Under way for two years, the Petrobras inquiry - nicknamed Car Wash - is turning into Brazil’s own version of mani pulite, the Italian “clean hands” investigation of the 1990s which led to the demise of that country’s post-war political order.

Though he has not been charged at this stage, Lula’s stature and his personal biography as Brazil’s original working class hero mean he is the biggest fish caught so far in the net of federal prosecutors. But it is a whole political class and decades-long way of conducting politics that is now unravelling, not just the authority of the Workers Party.

The evidence tumbling out of the Car Wash investigation already seriously compromises the political futures of Rousseff, her estranged vice-president Michel Temer and the presidents of the senate and lower house of congress - that is Brazil's current leader and the next three officeholders in the line of succession.
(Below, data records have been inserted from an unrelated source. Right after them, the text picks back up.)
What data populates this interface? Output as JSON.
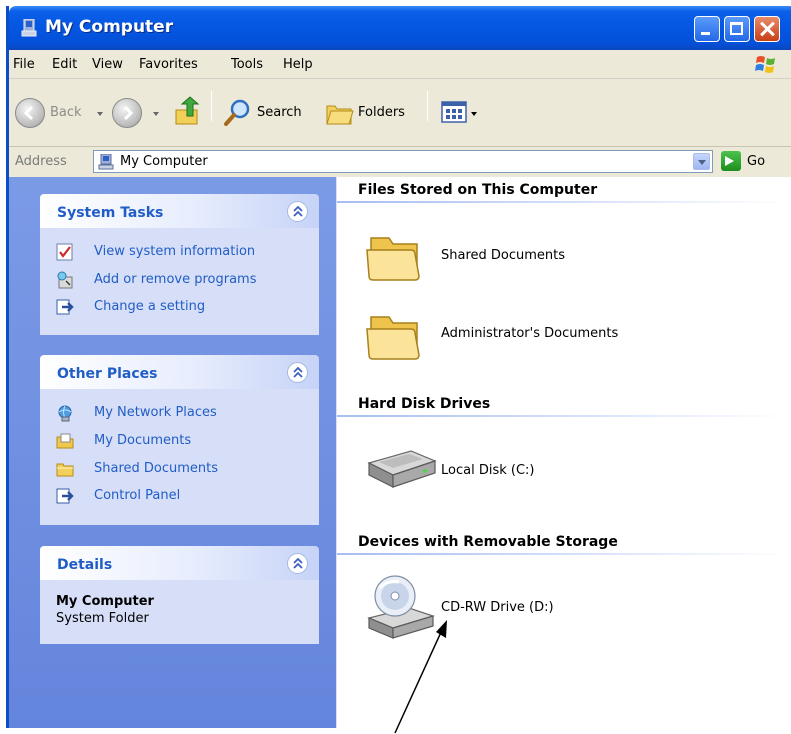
{
  "window": {
    "title": "My Computer"
  },
  "menu": [
    "File",
    "Edit",
    "View",
    "Favorites",
    "Tools",
    "Help"
  ],
  "toolbar": {
    "back_label": "Back",
    "search_label": "Search",
    "folders_label": "Folders"
  },
  "address": {
    "label": "Address",
    "value": "My Computer",
    "go_label": "Go"
  },
  "left_pane": {
    "system_tasks": {
      "title": "System Tasks",
      "items": [
        {
          "label": "View system information",
          "icon": "system-info-icon"
        },
        {
          "label": "Add or remove programs",
          "icon": "add-remove-programs-icon"
        },
        {
          "label": "Change a setting",
          "icon": "control-panel-icon"
        }
      ]
    },
    "other_places": {
      "title": "Other Places",
      "items": [
        {
          "label": "My Network Places",
          "icon": "network-places-icon"
        },
        {
          "label": "My Documents",
          "icon": "my-documents-icon"
        },
        {
          "label": "Shared Documents",
          "icon": "folder-icon"
        },
        {
          "label": "Control Panel",
          "icon": "control-panel-icon"
        }
      ]
    },
    "details": {
      "title": "Details",
      "name": "My Computer",
      "type": "System Folder"
    }
  },
  "content": {
    "groups": [
      {
        "title": "Files Stored on This Computer",
        "items": [
          {
            "label": "Shared Documents",
            "icon": "folder-icon"
          },
          {
            "label": "Administrator's Documents",
            "icon": "folder-icon"
          }
        ]
      },
      {
        "title": "Hard Disk Drives",
        "items": [
          {
            "label": "Local Disk (C:)",
            "icon": "hard-disk-icon"
          }
        ]
      },
      {
        "title": "Devices with Removable Storage",
        "items": [
          {
            "label": "CD-RW Drive (D:)",
            "icon": "cd-drive-icon"
          }
        ]
      }
    ]
  },
  "colors": {
    "titlebar": "#0556e2",
    "task_pane": "#6f8fe0",
    "panel_body": "#d6dff7",
    "link_blue": "#215dc6",
    "menu_bg": "#ece9d8"
  }
}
She is the only Workers' Party member among them.

And while the country’s opposition is now baying for blood, sensing a chance to end 13 years of Workers’ Party domination, it is also deeply compromised by corruption.

Aécio Neves, the candidate whom Rousseff defeated in 2014, has also been named in the Car Wash investigation. A return to power for the opposition might only serve to shine a harsher prosecutorial light on the activities of those currently thundering against Workers’ Party malfeasance.

So, however happy many Brazilians are to see Lula and other politicians face justice, the fact remains that while one political order is crumbling, little is being done to build a more rational, ethical one in its place, leading to rising uncertainty.

As several Brazilian commentators have pointed out in Italy, mani pulite ended up delivering the country into the hands of Silvio Berlusconi.